Secretary Robert B. Evnen Said The Initiatives Failed To Comply With The Single Subject Rule


Despite completed petitions that would normally allow Nebraska residents to vote on whether gambling expansion takes place in their state, they won’t get that opportunity.

According to a report from a local media outlet, Nebraska Secretary of State Robert B. Evnen announced Tuesday in a press release that three initiatives that would’ve expanded gambling in the Cornhusker State won’t be on this November’s ballot.

Through the press release, Evnen said that the three initiatives “fail to comply with the single subject rule in the Nebraska Constitution and are confusing.”

Evnen contested that the first initiative was misleading, as the stated goal was to allow games of chance at racetracks, but that the actual effect of the initiative would allow those games to be permitted on tribal land as well.

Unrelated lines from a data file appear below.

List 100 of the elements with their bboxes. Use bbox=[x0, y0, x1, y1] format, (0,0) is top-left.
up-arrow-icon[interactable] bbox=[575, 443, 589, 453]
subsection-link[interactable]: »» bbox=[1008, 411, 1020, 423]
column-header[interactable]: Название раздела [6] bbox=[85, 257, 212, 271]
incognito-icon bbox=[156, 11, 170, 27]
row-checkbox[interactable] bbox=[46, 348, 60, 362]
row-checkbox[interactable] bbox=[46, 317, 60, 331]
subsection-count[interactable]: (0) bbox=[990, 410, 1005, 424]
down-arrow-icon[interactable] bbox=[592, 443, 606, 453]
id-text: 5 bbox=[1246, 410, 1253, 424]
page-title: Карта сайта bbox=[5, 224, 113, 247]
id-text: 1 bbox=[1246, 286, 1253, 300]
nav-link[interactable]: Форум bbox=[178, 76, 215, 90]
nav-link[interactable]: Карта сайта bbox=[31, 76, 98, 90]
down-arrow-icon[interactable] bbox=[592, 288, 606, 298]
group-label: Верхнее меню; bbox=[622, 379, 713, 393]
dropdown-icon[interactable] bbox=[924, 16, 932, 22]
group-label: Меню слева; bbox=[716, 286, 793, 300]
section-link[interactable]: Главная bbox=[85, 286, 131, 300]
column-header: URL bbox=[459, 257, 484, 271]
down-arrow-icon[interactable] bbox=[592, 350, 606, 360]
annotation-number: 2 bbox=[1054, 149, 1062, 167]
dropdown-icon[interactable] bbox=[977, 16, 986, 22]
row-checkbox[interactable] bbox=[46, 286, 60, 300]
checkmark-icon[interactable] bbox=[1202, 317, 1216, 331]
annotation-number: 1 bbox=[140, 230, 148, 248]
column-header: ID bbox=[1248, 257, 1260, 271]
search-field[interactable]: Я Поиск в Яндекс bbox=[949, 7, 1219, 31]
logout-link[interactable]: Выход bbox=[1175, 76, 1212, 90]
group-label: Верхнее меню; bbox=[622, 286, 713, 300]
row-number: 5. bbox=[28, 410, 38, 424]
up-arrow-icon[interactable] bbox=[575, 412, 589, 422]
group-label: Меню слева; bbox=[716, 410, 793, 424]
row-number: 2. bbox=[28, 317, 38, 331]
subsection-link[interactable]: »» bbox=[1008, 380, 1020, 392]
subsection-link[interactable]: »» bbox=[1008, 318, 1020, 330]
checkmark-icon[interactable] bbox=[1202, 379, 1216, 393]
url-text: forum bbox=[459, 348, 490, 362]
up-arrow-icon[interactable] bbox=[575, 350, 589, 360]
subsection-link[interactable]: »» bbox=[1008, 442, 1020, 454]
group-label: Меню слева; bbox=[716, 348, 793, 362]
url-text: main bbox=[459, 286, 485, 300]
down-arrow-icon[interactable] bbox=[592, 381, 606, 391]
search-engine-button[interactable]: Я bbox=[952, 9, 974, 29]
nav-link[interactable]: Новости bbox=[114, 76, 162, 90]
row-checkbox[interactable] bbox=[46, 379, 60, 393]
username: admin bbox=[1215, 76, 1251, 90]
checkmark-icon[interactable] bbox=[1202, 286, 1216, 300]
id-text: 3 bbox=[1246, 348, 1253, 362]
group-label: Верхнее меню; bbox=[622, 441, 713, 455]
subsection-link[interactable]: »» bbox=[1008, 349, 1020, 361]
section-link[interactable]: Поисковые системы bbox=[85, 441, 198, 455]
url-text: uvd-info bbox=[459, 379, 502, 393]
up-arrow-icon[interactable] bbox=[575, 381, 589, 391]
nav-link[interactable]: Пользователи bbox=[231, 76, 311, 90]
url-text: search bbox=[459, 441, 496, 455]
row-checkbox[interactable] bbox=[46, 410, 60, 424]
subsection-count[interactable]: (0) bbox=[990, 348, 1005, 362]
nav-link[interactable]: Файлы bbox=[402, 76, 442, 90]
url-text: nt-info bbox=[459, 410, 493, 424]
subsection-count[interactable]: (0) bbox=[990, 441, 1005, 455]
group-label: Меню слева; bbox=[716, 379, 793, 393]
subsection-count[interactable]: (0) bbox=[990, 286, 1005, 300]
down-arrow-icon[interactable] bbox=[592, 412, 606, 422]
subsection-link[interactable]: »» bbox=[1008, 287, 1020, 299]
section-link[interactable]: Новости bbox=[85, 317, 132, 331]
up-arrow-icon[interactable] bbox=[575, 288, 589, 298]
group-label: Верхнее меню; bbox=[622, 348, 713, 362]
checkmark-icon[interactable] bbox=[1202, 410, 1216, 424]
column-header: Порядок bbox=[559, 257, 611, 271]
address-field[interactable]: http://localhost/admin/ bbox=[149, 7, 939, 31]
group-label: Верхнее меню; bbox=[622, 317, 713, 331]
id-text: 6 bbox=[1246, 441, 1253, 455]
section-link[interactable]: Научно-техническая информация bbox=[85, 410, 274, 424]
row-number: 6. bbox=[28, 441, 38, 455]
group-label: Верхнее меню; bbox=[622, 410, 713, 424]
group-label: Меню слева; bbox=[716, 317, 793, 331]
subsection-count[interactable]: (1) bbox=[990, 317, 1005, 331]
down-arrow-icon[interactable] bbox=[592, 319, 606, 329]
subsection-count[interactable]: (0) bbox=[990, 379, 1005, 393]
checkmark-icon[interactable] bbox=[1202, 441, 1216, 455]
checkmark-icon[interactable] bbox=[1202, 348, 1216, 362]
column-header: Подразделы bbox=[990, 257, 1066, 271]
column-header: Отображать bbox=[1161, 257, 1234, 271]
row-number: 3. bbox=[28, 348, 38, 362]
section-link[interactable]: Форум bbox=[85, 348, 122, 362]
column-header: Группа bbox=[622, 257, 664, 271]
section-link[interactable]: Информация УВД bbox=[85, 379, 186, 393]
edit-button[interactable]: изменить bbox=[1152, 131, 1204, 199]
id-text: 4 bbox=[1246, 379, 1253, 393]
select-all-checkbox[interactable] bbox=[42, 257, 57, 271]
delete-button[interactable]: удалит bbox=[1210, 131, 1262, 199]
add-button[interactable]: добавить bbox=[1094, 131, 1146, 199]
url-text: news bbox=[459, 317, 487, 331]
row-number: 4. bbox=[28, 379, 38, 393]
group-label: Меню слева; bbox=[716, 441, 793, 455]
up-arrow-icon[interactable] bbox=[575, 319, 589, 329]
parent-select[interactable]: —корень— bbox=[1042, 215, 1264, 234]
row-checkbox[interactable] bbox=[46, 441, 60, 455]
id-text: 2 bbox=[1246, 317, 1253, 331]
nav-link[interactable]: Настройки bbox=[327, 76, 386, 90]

The third initiative surrounded property tax relief, but only if expanding gaming was passed by the electorate. Evnen called this “logrolling,” which is a practice that the state’s Supreme Court has expressly prohibited.

Evnen stated that the second initiative, which dealt with dealt with amending the State Constitution to allow gambling, “caused confusion.”

“The Constitutional right to bring forward initiative petitions for a vote of the people is fundamental to our state government and is to be zealously protected … Part of the protection of the right of initiative is to assure that such petitions are neither misleading nor manipulative,” wrote Evnen.

The organization behind the petitions, Keep the Money in Nebraska, got more than 400,000 signatures for the petition. Those signatures were validated and legally sufficient. The group argued that many in the state are taking their money outside of the state’s borders to gamble at casinos in neighboring states. Nebraska is one of 10 states in the country that doesn’t have a casino within its borders.

One of the group’s members reached out to Lincoln-based attorney Andre Barry to file a request with the Nebraska Supreme Court to review the decision and possibly force Evnen to put the gambling issues on the ballot.

It’s unclear when the court will make its decision, but November’s ballot must be finalized by September 11.